Re: Infinite multiplication
 

If there is some fixed k<1, such that every term in your sequence is less than k, that is sufficient to show convergence to 0. The n_th partial product will be less than k^n and the power series with k<1 converges to 0.

For instance, 0.9 x 0.95 x 0.955 x 0.9555 x 0.95555 ... will converge to zero, because every term is less than 0.96.

Sufficient, but not necessary - the terms can get arbitrarily close to 1 provided they do so very slowly (more slowly than e^(-1/n) approaches 1, I think.)

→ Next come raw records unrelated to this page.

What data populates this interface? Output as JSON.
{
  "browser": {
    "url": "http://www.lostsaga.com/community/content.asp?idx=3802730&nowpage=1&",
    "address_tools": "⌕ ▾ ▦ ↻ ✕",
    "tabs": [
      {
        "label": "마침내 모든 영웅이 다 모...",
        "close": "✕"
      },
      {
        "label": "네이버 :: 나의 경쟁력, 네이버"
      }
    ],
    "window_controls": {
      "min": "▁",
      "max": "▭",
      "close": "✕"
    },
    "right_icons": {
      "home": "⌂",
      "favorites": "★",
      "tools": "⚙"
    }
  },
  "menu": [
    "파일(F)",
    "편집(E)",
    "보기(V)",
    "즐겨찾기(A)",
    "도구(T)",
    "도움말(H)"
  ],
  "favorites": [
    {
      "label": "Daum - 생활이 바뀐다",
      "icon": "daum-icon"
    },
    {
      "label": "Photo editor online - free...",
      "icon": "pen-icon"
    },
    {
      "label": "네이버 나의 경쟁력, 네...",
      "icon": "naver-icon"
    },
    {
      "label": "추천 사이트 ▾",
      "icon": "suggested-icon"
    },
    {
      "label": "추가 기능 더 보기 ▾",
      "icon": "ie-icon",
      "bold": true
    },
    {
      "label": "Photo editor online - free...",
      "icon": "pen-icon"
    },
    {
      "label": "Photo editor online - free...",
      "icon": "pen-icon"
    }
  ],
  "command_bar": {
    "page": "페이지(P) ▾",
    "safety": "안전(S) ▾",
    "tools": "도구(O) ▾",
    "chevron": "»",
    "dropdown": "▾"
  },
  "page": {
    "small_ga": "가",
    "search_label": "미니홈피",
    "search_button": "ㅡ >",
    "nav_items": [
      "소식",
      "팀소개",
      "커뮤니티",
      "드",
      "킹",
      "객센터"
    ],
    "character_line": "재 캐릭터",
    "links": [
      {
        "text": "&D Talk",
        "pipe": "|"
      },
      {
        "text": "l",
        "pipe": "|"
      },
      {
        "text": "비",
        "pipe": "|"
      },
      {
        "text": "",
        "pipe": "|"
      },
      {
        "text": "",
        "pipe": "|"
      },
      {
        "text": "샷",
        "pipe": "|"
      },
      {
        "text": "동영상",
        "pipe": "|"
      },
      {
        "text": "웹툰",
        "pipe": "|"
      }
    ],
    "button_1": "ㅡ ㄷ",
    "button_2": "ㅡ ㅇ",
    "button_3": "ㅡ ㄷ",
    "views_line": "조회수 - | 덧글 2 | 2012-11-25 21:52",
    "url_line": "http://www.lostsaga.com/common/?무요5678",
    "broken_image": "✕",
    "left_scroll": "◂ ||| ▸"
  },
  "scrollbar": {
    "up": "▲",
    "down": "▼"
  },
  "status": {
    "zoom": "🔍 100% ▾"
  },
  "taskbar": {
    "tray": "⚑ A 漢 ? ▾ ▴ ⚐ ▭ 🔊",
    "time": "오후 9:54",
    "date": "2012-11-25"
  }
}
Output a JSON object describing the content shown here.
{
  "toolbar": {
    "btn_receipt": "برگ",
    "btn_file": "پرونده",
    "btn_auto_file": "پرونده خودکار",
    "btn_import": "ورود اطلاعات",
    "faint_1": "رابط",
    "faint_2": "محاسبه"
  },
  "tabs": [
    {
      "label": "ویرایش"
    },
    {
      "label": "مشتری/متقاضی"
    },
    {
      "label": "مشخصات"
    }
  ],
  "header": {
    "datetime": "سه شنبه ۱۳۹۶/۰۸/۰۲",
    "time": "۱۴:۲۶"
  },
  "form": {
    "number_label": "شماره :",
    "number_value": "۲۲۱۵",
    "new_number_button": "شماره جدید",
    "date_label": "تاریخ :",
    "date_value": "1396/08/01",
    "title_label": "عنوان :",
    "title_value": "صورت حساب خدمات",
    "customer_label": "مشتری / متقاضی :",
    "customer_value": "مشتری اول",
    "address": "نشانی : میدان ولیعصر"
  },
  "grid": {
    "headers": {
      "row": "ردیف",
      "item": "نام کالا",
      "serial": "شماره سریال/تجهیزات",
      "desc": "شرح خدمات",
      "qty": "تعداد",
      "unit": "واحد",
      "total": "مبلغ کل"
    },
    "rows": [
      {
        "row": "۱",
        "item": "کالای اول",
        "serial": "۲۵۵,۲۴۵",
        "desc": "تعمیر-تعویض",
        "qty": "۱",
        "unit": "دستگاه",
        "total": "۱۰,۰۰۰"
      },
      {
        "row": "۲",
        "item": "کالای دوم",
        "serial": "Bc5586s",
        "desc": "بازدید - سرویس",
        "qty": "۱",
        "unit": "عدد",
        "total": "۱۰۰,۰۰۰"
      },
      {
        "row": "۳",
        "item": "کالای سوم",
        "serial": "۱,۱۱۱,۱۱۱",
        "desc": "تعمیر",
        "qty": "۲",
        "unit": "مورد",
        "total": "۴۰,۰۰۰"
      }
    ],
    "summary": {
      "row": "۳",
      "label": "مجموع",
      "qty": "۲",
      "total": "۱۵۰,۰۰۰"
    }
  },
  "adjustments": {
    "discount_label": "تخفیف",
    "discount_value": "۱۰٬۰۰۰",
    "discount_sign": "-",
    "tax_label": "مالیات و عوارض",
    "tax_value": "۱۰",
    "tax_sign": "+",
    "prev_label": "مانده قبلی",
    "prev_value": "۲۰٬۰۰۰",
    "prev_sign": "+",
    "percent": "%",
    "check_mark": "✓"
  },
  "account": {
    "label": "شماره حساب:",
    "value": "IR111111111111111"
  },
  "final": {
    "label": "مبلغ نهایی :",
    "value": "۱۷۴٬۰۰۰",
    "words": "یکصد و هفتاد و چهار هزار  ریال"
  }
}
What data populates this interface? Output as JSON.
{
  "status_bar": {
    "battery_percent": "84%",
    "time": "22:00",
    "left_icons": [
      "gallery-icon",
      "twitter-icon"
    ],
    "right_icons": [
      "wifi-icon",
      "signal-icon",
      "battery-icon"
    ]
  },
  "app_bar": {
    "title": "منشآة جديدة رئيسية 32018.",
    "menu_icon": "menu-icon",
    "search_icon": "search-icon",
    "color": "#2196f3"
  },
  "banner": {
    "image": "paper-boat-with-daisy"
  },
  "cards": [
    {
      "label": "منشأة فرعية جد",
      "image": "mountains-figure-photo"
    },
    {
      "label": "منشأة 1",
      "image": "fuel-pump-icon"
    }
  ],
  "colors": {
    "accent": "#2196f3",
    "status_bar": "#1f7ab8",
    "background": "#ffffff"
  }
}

Re: Infinite multiplication
 

If a_n is a sequence of complex numbers and sum |a_n| converges then product (1 + a_n) exists and is zero iff a_n = -1 for some n. Furthermore, the convergence of this product is unconditional in that for any permutation n_1, n_2, n_3, ... of 1, 2, 3,... product (1 + a_{n_k}) converges and equals product (1 + a_n). If a_n = a_n(s) depends on a parameter s sum that sum |a_n(s)| converges uniformly in s then the product product (1 + a_n(s)) converges uniformly on S too and the product converges to zero at s_0 in S iff a_n(s_0) = -1 for some n. The convergence is unconditional on S. This is a powerful theorem and its proof is based on the trivial inequality 1 + x <= e^x for x >= 0.

Re: Infinite multiplication
 

Thanks. I'm amazed after not doing pure mathmatics for over 20 years how the beauty of it still amazes me.

Re: Infinite multiplication
 

Thanks for all the replies in this thread.